《LeetCode热题100》笔记&题解&思路&技巧&优化_Part_4
- 😍😍😍 相知
- 🙌🙌🙌 相识
- 😢😢😢 开始刷题
- 二叉树
- 🟢1. 二叉树的中序遍历
- 🟢2. 二叉树的最大深度
- 🟢3. 翻转二叉树
- 🟢4. 对称二叉树
- 🟢5. 二叉树的直径
- 🟡6. 二叉树的层序遍历
- 🟢7. 将有序数组转换为二叉搜索树
- 🟡8. 验证二叉 搜索树
- 🟡9. 二叉搜索树中第K小的元素
- 🟡10. 二叉树的右视图
- 🟡11. 二叉树展开为链表
- 🟡12. 从前序与中序遍历序列构造二叉树
- 🟡13. 路径总和II
- 🟡14. 二叉树的最近公共祖先
- 🔴15. 二叉树中的最大路径和
😍😍😍 相知
刷题不要一上来就直接干,先看题,明白题说的什么意思,然后想一下用什么现成的算法和数据结构可以快速解决,如果还是无从下手,建议先去看视频,不要直接翻评论或官方代码实现,看完视频,自己在idea中模拟敲几遍代码,如果跑通了,先别急着上leetcode黏贴,而是再回顾一下要点,然后确定自己完全懂了后,在leetcode中手敲,注意是手敲下来!!! 目前我就是采用的这种方法,虽然慢,但是可以维持一周忘不掉它,如果要想长期不忘,只能隔段时间就review一下了,就算是大牛,知道方法,长时间不碰,也不可能保证一次到位把代码敲完一遍过!!!
🙌🙌🙌 相识
刷LeetCode热题100的想法有几个原因:
-
流行度高:LeetCode是一个广受欢迎的在线刷题平台,拥有大量用户和活跃的讨论社区。因此,热门题目通常代表了大多数人认为重要的题目或者面试中常见的题目。
-
面试备战:LeetCode上的题目往往和面试题目有很大的重合度。刷LeetCode热题100可以帮助你熟悉常见的面试题型和解题思路,提高应对面试的能力。
-
广泛的覆盖:热题100覆盖了各种难度级别的题目,包括简单、中等和困难。
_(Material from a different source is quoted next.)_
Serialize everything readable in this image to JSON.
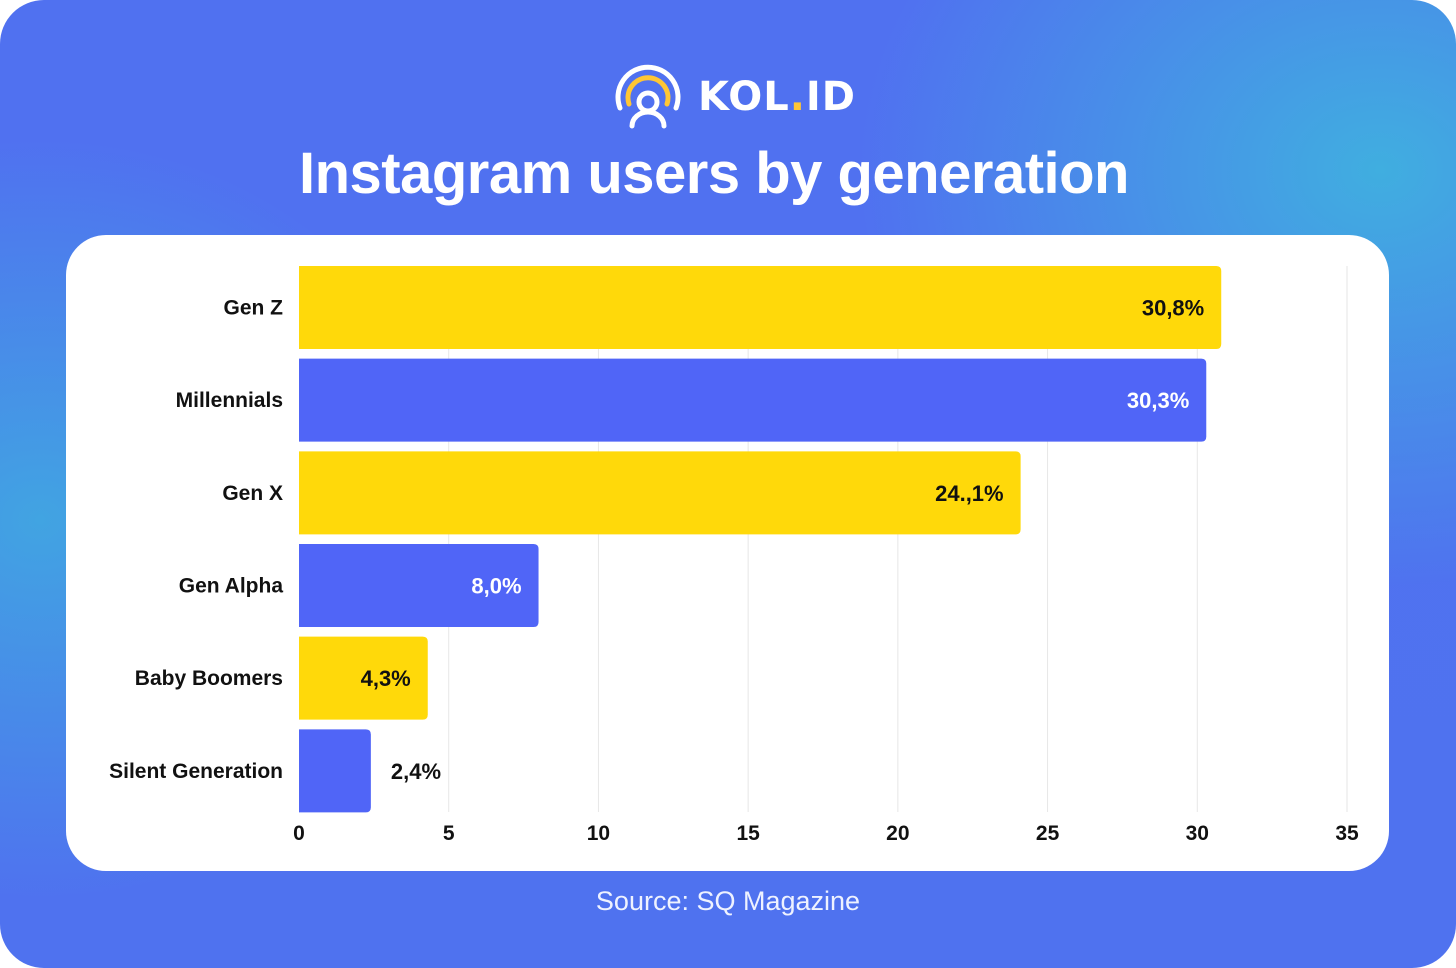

通过解答这些题目,可以提高自己的算法和编程能力,并扩展自己的知识面。
-
反馈和讨论:由于热题100是根据用户的反馈和讨论度排名的,因此这些题目往往有大量的解题思路和讨论可以参考。你可以从其他人的解题过程中学习到很多知识和技巧。
😢😢😢 开始刷题
二叉树
🟢1. 二叉树的中序遍历
题目链接:https://leetcode.cn/problems/binary-tree-inorder-traversal/description/?envType=study-plan-v2&envId=top-100-liked
这个必会!包括前序遍历、后序遍历
方法1:通用迭代法
我们还可以采用通用的迭代法来完成前中后序遍历。具体思想如下:
- 我把所有元素按照我要处理的顺序依次入栈就行,入栈前要判断必须是非空节点,这样再出栈的时候就保证了遍历的顺序是满足我们前中后序要求的。
- 怎么实现依次入栈呢?只有每次弹出当前栈顶的中节点,再根据将这个中节点和它的左右孩子按顺序入栈,才能实现按要求依次入栈。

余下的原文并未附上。